Ma façon de penser quant à la littérature est extrêmement simple: soit on lit de bons livres, soit on ne lit rien.
J'avais tout d'abord projeter d'aller lui acheter quelques cadeaux, des choses plus ou moins onéreuses, car je sais qu'elle ne les apprécie pas (forcément). Au moment de lui offrir, cela l'aurait mis dans un état d'embarras plus ou moins grand, et moi, évidemment, cela m'aurait amusé.
Plus tard, je passe devant un SDF, allongé à même le sol. N'importe qui passant devant lui remarque qu'il est mal en point, très mal en point, or personne ne fait mine de s'arrêter, ni même ne s'arrête pour faire semblant de vouloir l'aider.
Il porte(ce qui a été dans une vie antérieure) un jeans, recouvert presque entièrement d'une mixture faite de sang, d'urine et de vomi. Tout cela est inodore, car séché. Il arbore aux pieds des baskets blanches avec velcro, neuves. Je distingue sous sa veste en velours (totalement en lambeaux), ce qui ressemble à un t shirt à l'effigie de Che Guevara. Son visage, ses cheveux, son cou, sont pleins de sang, du sang partout, il y en a sur le mur derrière lui, et désormais, il se relève, s'assied, et il est en piteux état, plus que ce à quoi je pensais.
Il me regarde, et après 5 secondes à me fixer dans les yeux, il me raconte très rapidement qu'il s'est fait agressé la nuit dernière par 2 jeunes, sans raison aucune. Il raconte comment ils lui sont tombés dessus, puis on commencé à frapper dessus à l'aide d'un long morceau de bois, pour ensuite sortir un couteau afin de lui taillader le visage et les mains (il me les montre), et raconte comment ils n'ont pas cessés de lui shooter dedans par la suite, "10 minutes" me dit il, avant de laisser échapper une larme, puis quelques autres, qu'il a aussitôt fait d'essuyer avec le mouchoir que je lui tends. Je lui tends un billet de 10 euros, et lui donne le cutter que j'ai toujours sur moi (on ne sait jamais). 5,99 euros au Carrefour. Avant de partir, tout en regardant le cutter, je lui dis "et surtout, n'hésitez pas à vous en servir, j'aurais beaucoup de joie à les voir crever, ces 2 salopards". Il hoche la tète, méditatif, et désormais je peux m'éloigner en paix.
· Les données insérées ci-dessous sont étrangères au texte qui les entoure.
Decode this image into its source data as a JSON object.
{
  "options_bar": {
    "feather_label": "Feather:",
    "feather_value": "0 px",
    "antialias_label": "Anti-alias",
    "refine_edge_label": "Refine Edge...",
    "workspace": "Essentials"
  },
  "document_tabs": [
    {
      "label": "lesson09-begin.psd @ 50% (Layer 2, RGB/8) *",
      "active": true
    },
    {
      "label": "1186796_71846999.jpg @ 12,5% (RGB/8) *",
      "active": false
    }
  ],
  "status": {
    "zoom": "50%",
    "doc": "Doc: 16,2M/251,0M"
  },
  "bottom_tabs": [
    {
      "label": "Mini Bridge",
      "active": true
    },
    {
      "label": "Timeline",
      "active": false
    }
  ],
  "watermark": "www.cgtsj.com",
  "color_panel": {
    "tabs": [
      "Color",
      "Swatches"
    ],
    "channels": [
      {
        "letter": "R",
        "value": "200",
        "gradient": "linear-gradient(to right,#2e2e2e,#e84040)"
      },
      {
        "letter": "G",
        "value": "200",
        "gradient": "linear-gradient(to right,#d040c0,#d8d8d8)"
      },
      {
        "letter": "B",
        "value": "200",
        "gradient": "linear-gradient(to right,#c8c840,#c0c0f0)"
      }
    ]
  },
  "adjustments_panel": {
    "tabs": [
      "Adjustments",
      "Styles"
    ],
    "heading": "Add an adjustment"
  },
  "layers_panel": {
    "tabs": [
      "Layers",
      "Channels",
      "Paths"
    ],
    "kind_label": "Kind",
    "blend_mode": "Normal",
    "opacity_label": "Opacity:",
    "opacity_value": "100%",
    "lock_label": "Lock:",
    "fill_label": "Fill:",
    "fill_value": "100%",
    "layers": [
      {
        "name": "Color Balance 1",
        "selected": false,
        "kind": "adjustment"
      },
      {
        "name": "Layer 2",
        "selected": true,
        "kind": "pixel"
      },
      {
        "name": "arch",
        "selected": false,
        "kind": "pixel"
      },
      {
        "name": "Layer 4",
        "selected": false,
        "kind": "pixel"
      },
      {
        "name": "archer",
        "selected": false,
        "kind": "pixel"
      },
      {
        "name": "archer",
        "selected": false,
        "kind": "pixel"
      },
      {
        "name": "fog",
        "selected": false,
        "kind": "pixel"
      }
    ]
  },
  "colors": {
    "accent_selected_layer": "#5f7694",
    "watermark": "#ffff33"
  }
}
Plus tard. Je suis accompagné de quelques amis, il y a beaucoup de monde autour de nous, trop pour la capacité de la pièce, je le fais alors remarquer à Mélanie, mais elle me regarde comme une conne avant de me dire qu'il y a plus de 200 personnes. Désormais, l'effet de l'alcool commence à se sentir chez la plupart des personnes présentes, et c'est alors le début d'une longue litanie entre elle et moi, elle croit que m'aimer lui donne tous les droits. Je suis à deux doigts de l'envoyer chier, puis me ravise, pour finalement le faire avec extrêmement de véhémence, et alors je me sens soulagé, je suis soulagé, je suis le soulagement incarné, un soulagement aussi profond et pur qu'après un orgasme peut être, et il est vrai que la musique qui passe y contribue grandement (Mannequin de Wire). Je la regarde, elle est en larmes, je repense au SDF de toute à l'heure qui lui aussi l'était et à qui j'ai tendu un mouchoir et un cutter, et ai par la même occasion réussi à lui rendre ni plus ni moins que de la haine pour son prochain .Mais très rapidement toutes ces tribulations m'ennuient. Je les déteste désormais au plus au haut point, etc etc etc.
C'est alors qu'une charmante brune aux yeux verts s'approche de moi, souriante, elle semble décontractée, fraiche, vêtue avec beaucoup de gout.
Tout cela me change définitivement de toutes ces pouffiasses que je baises et qui croient qu'avoir de l'argent suffit.